Guten Morgen, Herr Muench,

ich freue mich sehr auf unseren Kontakt, und wir empfinden aufgrund der Liebe zur Musik und dem, was die Welt, zumindest in dem Augenblick, wenn man sie hört, besser und reiner macht. Dies ist zwar eine Illusion … was wären wir Menschen ohne Illusionen, Träume, Wünsche?
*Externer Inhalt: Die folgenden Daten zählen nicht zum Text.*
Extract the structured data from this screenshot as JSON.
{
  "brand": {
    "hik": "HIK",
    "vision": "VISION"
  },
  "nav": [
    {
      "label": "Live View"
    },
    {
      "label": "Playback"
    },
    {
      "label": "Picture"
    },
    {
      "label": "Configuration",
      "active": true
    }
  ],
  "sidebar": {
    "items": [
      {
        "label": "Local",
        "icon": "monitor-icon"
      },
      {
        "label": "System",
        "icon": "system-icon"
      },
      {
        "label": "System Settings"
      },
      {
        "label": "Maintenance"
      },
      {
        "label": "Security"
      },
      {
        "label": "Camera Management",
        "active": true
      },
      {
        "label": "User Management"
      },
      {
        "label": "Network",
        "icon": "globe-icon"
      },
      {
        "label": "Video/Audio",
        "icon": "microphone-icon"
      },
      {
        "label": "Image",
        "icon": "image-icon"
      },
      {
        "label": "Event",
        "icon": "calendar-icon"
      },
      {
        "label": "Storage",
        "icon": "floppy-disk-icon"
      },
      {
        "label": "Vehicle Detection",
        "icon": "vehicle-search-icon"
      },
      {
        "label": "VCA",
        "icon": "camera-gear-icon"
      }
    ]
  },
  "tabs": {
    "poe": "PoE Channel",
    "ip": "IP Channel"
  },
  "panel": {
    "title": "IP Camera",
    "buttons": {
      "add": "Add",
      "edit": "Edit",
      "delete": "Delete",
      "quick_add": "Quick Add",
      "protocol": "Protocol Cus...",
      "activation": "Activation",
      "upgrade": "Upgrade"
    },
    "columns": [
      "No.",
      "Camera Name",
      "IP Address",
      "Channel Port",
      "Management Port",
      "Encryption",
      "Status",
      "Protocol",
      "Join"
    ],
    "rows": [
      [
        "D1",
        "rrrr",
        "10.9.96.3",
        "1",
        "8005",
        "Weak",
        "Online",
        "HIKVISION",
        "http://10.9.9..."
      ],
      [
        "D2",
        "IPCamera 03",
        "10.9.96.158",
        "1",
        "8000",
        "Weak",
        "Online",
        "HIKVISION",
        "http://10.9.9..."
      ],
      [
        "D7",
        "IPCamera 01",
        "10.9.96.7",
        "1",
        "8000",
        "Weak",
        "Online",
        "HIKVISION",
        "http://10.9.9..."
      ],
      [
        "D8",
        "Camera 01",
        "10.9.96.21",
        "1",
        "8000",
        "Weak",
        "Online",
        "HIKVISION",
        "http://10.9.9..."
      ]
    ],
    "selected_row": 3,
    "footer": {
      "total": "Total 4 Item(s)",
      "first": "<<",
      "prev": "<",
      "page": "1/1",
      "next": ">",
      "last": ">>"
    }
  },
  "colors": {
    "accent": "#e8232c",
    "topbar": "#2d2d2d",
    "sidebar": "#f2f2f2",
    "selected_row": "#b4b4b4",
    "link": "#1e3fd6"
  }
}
Wir wären nicht mehr als ein Rädchen an einer mit Akribie erschaffenen Maschine mit der Aufgabe, zu funktionieren.

Bitter … Je öfter wir uns aber mit etwas Reinem, Wundervollem beschäftigen können, können wir in dieser Zeit wieder Kraft tanken, um den tagtäglichen Wahnsinn von Betrug, Lügen, und Gewalt »auszuhalten«. Ich sage ganz bewusst nicht den Ausdruck Leben, denn das hat Gott so sicher nicht gewollt.

Ich glaube an Gott … ich glaube daran, dass diese Sodom-und-Gomorrha-Phase unseres Existierens irgendwann durch ein großes Ereignis gestoppt wird (und ich meine nicht das »harmlose« Sodom und Gomorrha, das war ein reiner Spaziergang zu dem, was uns noch bevorsteht) … ich glaube ganz fest daran … Ich muss schon sagen, man benötigt da sehr großes Vertrauen und Geduld … aber jeder hat sich am Ende seines Lebensweges für das zu rechtfertigen, was er auch nur dem ärmsten seiner Art angetan hat. Wir alle werden nicht davon verschont … Aber ich habe keine Angst davor … Ich versuche mich, wie Luther gesagt hat, an die zehn Gebote zu halten. Wenn ich dann den Spruch höre … ja … wir sind ja alle »nur« Menschen und machen schon einmal den ein oder anderen Fehler, möchte ich mich nicht auf dieser Bequemlichkeit ausruhen.